Do you remember when housing associations were falling over each other to prove how ‘green’ they were? But since the recession and David Cameron reportedly telling his aides to “get rid of all the green crap” the funding has been cut and the social sector’s priorities have changed. Yet we all know that the linked problems of climate change, over-use of fossil fuels and fuel poverty are now far more urgent. The fact that even newly built homes are leaking so much energy they cost their occupants £200 annually in higher-than-necessary fuel bills shows how many backward steps we’ve taken while the problem has got worse.
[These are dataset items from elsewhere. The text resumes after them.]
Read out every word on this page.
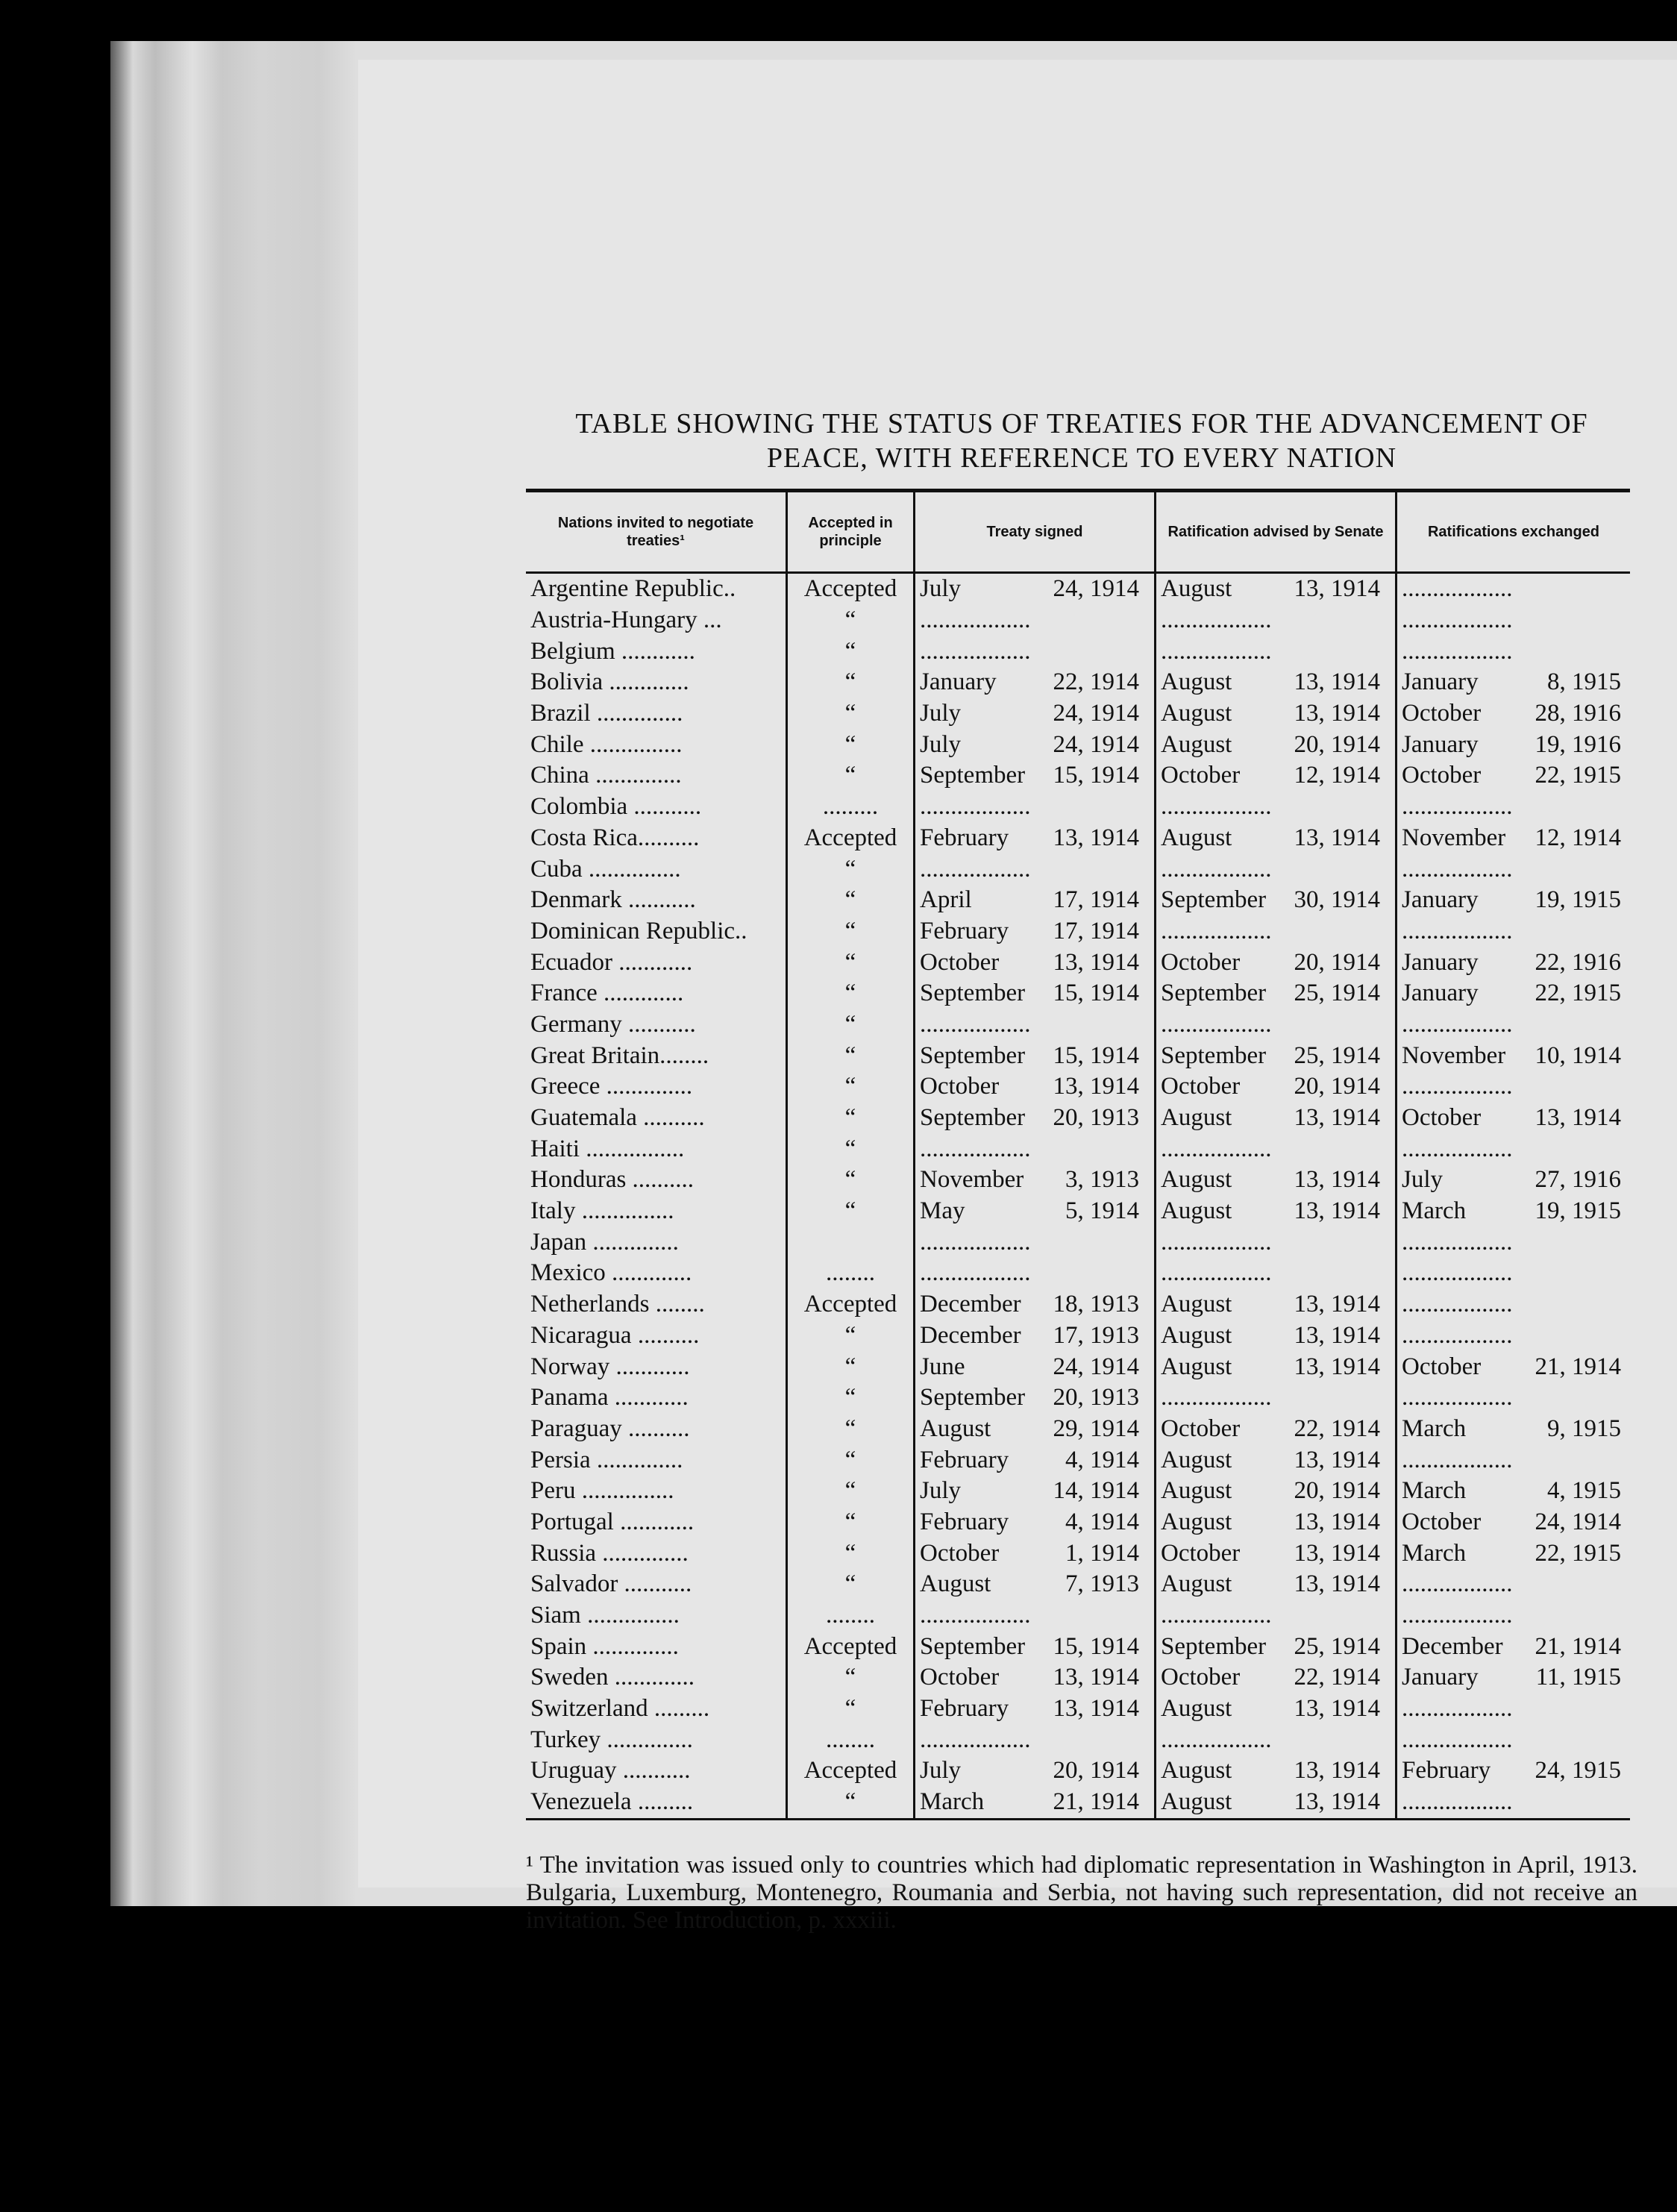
TABLE SHOWING THE STATUS OF TREATIES FOR THE ADVANCEMENT OF
PEACE, WITH REFERENCE TO EVERY NATION
Nations invited to negotiate treaties¹	Accepted in principle	Treaty signed	Ratification advised by Senate	Ratifications exchanged
Argentine Republic..	Accepted	July 24, 1914	August 13, 1914	..................
Austria-Hungary ...	“	..................	..................	..................
Belgium ............	“	..................	..................	..................
Bolivia .............	“	January 22, 1914	August 13, 1914	January 8, 1915
Brazil ..............	“	July 24, 1914	August 13, 1914	October 28, 1916
Chile ...............	“	July 24, 1914	August 20, 1914	January 19, 1916
China ..............	“	September 15, 1914	October 12, 1914	October 22, 1915
Colombia ...........	.........	..................	..................	..................
Costa Rica..........	Accepted	February 13, 1914	August 13, 1914	November 12, 1914
Cuba ...............	“	..................	..................	..................
Denmark ...........	“	April 17, 1914	September 30, 1914	January 19, 1915
Dominican Republic..	“	February 17, 1914	..................	..................
Ecuador ............	“	October 13, 1914	October 20, 1914	January 22, 1916
France .............	“	September 15, 1914	September 25, 1914	January 22, 1915
Germany ...........	“	..................	..................	..................
Great Britain........	“	September 15, 1914	September 25, 1914	November 10, 1914
Greece ..............	“	October 13, 1914	October 20, 1914	..................
Guatemala ..........	“	September 20, 1913	August 13, 1914	October 13, 1914
Haiti ................	“	..................	..................	..................
Honduras ..........	“	November 3, 1913	August 13, 1914	July 27, 1916
Italy ...............	“	May 5, 1914	August 13, 1914	March 19, 1915
Japan ..............		..................	..................	..................
Mexico .............	........	..................	..................	..................
Netherlands ........	Accepted	December 18, 1913	August 13, 1914	..................
Nicaragua ..........	“	December 17, 1913	August 13, 1914	..................
Norway ............	“	June 24, 1914	August 13, 1914	October 21, 1914
Panama ............	“	September 20, 1913	..................	..................
Paraguay ..........	“	August 29, 1914	October 22, 1914	March 9, 1915
Persia ..............	“	February 4, 1914	August 13, 1914	..................
Peru ...............	“	July 14, 1914	August 20, 1914	March 4, 1915
Portugal ............	“	February 4, 1914	August 13, 1914	October 24, 1914
Russia ..............	“	October 1, 1914	October 13, 1914	March 22, 1915
Salvador ...........	“	August 7, 1913	August 13, 1914	..................
Siam ...............	........	..................	..................	..................
Spain ..............	Accepted	September 15, 1914	September 25, 1914	December 21, 1914
Sweden .............	“	October 13, 1914	October 22, 1914	January 11, 1915
Switzerland .........	“	February 13, 1914	August 13, 1914	..................
Turkey ..............	........	..................	..................	..................
Uruguay ...........	Accepted	July 20, 1914	August 13, 1914	February 24, 1915
Venezuela .........	“	March 21, 1914	August 13, 1914	..................
¹ The invitation was issued only to countries which had diplomatic representation in Washington in April, 1913. Bulgaria, Luxemburg, Montenegro, Roumania and Serbia, not having such representation, did not receive an invitation. See Introduction, p. xxxiii.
Now comes a timely warning from the official Committee on Climate Change (CCC). It says that carbon emissions from homes should have fallen to 13% below 1990 levels by 2017, yet the actual reduction was just 9%. Our housing stock is causing a double problem, according to the CCC, being not only unfit to protect us as climate change takes place, but also being a big part of the cause of climate change because housing accounts for around 15% of the UK’s greenhouse gas emissions. We could add to that a third problem – more than one in ten households living in fuel poverty because they spend more than 10% of their income on fuel bills.
Government policy, which is supposed to be driving us towards the UK’s legally binding climate goals, is actually headed in the opposite direction. In 2015 George Osborne scrapped the plan to introduce zero-carbon homes, and removed the Code for Sustainable Homes that applied in the social sector. The CCC says that “This has led to many new homes being built only to minimum standards for water and energy efficiency.” Just 1% of new homes built in 2018 met the highest Energy Performance Certificate standard (Band A). This represents a huge and irresponsible waste of an opportunity to upgrade the energy efficiency of the stock – especially as the least efficient of the homes built now will need expensive retrofit work within a few years if standards are suddenly raised, as the climate worsens. The problem is made even bigger by poor enforcement of the standards that do apply, given the “worrying deficiencies in the current system of building regulations” that the CCC point out.
If we can’t get it right when we build new homes, what hope is there of successfully facing the much bigger challenge of bringing the existing stock up to high standards? Five years ago, CIH repeated a warning that climate goals could only be met if we succeed in retrofitting existing homes to high standards at the rate of one every minute. It goes without saying that, having spent that period making nothing like the required rate of progress, the task is now even bigger. The target should be to ensure that all existing homes are rated in bands A-C for energy efficiency. At the moment, less than one third of dwellings achieve it. The situation has arisen because of the failure of the coalition government’s ‘green deal’ and the erosion of obligations on energy companies since Cameron made his promise to cut fuel bills by removing the “green crap” – a measure that would, in practice, put the bills up, not reduce them. The CCC shows how investment in insulation has plummeted as a result. It argues not for restoration of energy company payments but for direct funding by the Treasury, recognising that retrofit work should be a “national infrastructure priority”.
Support for such investment has come from a timely investigation which shows that energy efficiency can provide a significant boost to economic growth. Whereas conventional thinking links a growing economy to higher energy use, the study shows that improved energy efficiency over the last four decades accounts for a quarter of all the increase in GDP that has taken place over that time. Turning conventional wisdom on its head, the authors show that investing in more efficient use of energy isn’t a drain on the economy at all – in fact, the economy would be smaller if we’d failed to make such investment in recent years. The argument applies to energy efficiency improvements in all sectors, but the clear message for housing is that not only does retrofitting produce warmer homes and help combat fuel poverty, it also boosts the economy.
What should social landlords do? Sustainable Homes has just produced an outline of the task needed to reach sustainability by 2050, beginning now. Every social landlord should be taking the kind of steps which it sets out, and this should be a huge driver of its asset management and stock investment programmes. The sector must continue to lobby government for the resources needed for this task – one that is even more necessary after the Grenfell Tower fire cast doubts on the safety of cladding systems.
On new build, social landlords must build to high energy standards, especially in an era of increased use of off-site construction which provides an ideal opportunity to drastically improve energy efficiency levels. The sector must also lobby government to ensure that this issue forms a big part of its building better and beautiful campaign.
Let’s pay attention to the message of hope and urgency coming from the 15 year-old Swedish climate activist Greta Thunberg. She told the European Union it needed to double its targets for reducing carbon emissions. The same – and more – applies to the housing industry too.